Sometimes do you find yourself wondering, Is this my life? I have these moments often. Like now. Sitting here writing on deadline, a project that is meaningless, except that it’s worth more than two months’ rent, sitting here, thirty-four minutes before I have to get on the subway to go to my day job, where there are unrelated deadlines, and wishing I didn’t sign up to do this writing project. Wishing I could be writing something else. Also knowing if I could be writing something else, anything else, I’d probably be talking myself out of writing it. Insulting myself. Making myself unable to write. So it goes with me. So here I am. A song I like has just come on my playlist and I’m shaking my foot to it—out of rhythm probably; in this life I have no musical ability whatsoever—and I see people watching me. I forget where I am often, what I look like to others, how when I might feel unhappy I might look startlingly happy to someone else, and how weird that is. I am writing things I do not want to be writing because we are in the red (I don’t even know what that means except I am told this is true, this state of red) and on days like this I feel boxed up, folded up inside this small compartment, waiting, just waiting, to be let out. I really don’t know how to start my life over, I really don’t. I mean I do, but I don’t have the time to do it. That’s an excuse. In this life, I have too many.

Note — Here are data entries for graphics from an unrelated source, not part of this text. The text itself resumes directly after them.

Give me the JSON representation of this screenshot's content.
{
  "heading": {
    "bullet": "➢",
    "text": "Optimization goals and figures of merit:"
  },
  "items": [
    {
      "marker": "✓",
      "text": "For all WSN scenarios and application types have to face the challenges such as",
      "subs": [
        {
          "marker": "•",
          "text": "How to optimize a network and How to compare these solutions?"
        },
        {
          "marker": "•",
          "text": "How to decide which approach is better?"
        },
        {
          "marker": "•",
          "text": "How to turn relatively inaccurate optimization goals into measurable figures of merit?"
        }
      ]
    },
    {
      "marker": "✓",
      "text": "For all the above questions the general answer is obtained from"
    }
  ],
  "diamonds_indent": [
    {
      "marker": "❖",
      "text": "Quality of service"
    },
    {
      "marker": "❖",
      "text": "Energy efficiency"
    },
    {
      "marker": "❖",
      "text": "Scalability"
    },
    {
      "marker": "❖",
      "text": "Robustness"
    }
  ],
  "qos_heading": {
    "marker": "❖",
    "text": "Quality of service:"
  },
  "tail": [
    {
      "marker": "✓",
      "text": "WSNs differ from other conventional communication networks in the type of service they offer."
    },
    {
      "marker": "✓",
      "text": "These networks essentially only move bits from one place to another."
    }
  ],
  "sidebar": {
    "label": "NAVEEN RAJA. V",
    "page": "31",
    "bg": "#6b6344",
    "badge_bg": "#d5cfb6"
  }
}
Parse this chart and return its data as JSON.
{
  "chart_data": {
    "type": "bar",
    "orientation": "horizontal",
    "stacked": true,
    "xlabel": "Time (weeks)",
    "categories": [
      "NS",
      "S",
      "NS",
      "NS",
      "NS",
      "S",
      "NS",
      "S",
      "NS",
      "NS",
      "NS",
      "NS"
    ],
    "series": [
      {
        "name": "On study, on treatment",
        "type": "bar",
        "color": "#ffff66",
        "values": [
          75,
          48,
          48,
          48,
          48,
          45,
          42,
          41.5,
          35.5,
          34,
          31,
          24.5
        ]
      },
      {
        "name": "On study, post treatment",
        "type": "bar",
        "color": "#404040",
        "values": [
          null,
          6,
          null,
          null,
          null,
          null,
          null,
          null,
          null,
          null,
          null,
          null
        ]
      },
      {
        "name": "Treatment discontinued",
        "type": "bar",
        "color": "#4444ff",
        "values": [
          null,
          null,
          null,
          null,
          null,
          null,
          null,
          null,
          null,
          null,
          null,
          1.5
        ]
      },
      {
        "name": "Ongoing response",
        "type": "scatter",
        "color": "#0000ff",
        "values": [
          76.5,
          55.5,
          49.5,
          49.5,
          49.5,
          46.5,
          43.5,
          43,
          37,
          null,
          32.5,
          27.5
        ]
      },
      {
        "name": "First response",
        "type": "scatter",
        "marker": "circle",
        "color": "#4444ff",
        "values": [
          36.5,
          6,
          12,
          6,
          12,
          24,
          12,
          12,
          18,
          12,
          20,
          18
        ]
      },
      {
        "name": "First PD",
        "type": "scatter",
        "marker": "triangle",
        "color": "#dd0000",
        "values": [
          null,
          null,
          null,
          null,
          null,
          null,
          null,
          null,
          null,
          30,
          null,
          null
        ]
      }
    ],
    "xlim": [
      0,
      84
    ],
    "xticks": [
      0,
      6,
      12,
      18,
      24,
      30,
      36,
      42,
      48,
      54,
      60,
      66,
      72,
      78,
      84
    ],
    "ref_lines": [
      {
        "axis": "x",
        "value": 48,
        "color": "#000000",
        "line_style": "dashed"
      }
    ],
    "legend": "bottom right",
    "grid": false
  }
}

Someone at work quit yesterday.
I ask myself:
How many creative people have you seen come and go from these day jobs you find yourself in? First, the commiseration of time lost. Then the connection, knowing you are struggling with something similar, the comfort of having someone else in it with you. Then the confessions. Then watching them break free.
Dozens of people.
I swear it, dozens.
Writers mostly. Also filmmakers. And artists. People who are braver than you are (and more financially free?).
And you are happy for them.
You are.
You are very happy.
You are also envious.
And you are also sad.
But you don’t want to tell anyone that. Just because you’re stuck living in a box doesn’t mean anyone else should be.